Why the Old "Everything Rises" Environment Will Not Come Back
Most people still psychologically expect the past reflexive "everything will eventually rise" environment. But those early altcoin seasons only existed in a market that had the following conditions:
- A very limited number of tokens (no super fragmentation)
- No institutional infrastructure (at that time, these institutions were still heavily banning crypto)
- Fewer bots and MEV than human participants
- Minimal competition for liquidity and attention
Please listen to me carefully, because this is what the bulls will not tell you:
Even if a large amount of new liquidity floods in tomorrow, do not expect the classic altcoin season. We will see selective strong performance in a very few narratives.
But that kind of rotation driven by retail across hundreds of cryptocurrencies, which defined past cycles? That metagame has structurally collapsed.
The game itself has indeed changed!
Explosive Growth in the Number of Tokens
- As of 2021, historically, only about 20,000 tokens were created.

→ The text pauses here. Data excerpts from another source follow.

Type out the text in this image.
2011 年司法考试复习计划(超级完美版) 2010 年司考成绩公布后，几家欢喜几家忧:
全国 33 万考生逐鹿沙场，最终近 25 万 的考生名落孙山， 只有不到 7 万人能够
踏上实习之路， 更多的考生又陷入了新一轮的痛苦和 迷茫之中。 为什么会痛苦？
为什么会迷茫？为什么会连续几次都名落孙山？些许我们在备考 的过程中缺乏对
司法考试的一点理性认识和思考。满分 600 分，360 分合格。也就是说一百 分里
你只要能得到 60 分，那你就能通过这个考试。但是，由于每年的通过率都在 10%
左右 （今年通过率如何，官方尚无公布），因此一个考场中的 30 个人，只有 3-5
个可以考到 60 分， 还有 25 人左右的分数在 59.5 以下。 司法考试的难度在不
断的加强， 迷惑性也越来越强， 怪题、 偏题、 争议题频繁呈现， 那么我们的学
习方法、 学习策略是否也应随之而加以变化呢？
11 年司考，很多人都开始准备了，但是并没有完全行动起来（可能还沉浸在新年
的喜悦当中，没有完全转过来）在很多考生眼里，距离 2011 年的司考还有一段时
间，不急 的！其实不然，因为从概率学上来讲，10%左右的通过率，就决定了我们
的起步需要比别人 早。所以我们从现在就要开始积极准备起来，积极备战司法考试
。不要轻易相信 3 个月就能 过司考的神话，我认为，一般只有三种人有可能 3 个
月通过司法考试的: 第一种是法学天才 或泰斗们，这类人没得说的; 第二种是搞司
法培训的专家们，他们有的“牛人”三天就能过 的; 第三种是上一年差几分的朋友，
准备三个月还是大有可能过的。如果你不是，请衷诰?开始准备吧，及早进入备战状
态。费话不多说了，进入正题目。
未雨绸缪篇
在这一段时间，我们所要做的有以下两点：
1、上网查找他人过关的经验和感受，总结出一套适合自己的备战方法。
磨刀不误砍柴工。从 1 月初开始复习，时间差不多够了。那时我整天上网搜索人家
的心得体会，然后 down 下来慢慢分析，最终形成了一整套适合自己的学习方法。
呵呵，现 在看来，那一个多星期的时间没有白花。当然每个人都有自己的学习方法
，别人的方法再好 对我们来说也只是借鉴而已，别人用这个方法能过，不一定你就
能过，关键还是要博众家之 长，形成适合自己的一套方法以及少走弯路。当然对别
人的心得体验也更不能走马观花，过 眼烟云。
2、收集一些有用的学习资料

- In just 5 years since then, over 40 million tokens have flooded the market.
Please stop and really think about this increase.
Worse yet, AI is accelerating this problem:
- You can now automate the creation of tokens at nearly zero cost.
- Most narratives are "generated."
- The flood of influencer garbage information is unprecedented.
- The number of trading bots has exceeded human participants.
- The entire meme coin ecosystem is being effortlessly crafted by algorithms.
So liquidity is not only being dispersed across an ever-expanding number of assets, it is also being harvested by machines.
Conclusion
It has been nearly 48 hours, and no one has provided any substantial rebuttal to the fact that "the liquidity architecture has fundamentally changed." If you have no substantial content to contribute, please save yourself the embarrassment.
Selected Comments Translation
Latter-Amount-9304: I entered the market in 2016 and made money long ago. You just exited the liquidity. I once believed in crypto and its principles, but after attending those meetings and meeting those people in crypto … they are all scammers, 99% of them. Their goal is to take your money and cash out.
Intelligent-Radio237 (top quality rebuttal): There is one point that is correct in this statement: the market structure has indeed changed. But the conclusion "altcoin season is forever dead" is too absolute. Crypto does not trade in normal cycles … future altcoin seasons will not disappear; what will vanish is the free money, zero interest, 2021-style casinos. This distinction is important.
Leading_Wafer9552: People also forget that this cycle largely happened during quantitative tightening, while the previous major bull market benefited from massive quantitative easing and stimulus liquidity … future cycles may concentrate liquidity on fewer, stronger projects rather than indiscriminately rising everything.
nugymmer: There will be no altcoin season. You will never get rich from them unless you are extremely lucky or use heavy leverage with steel-like stop losses.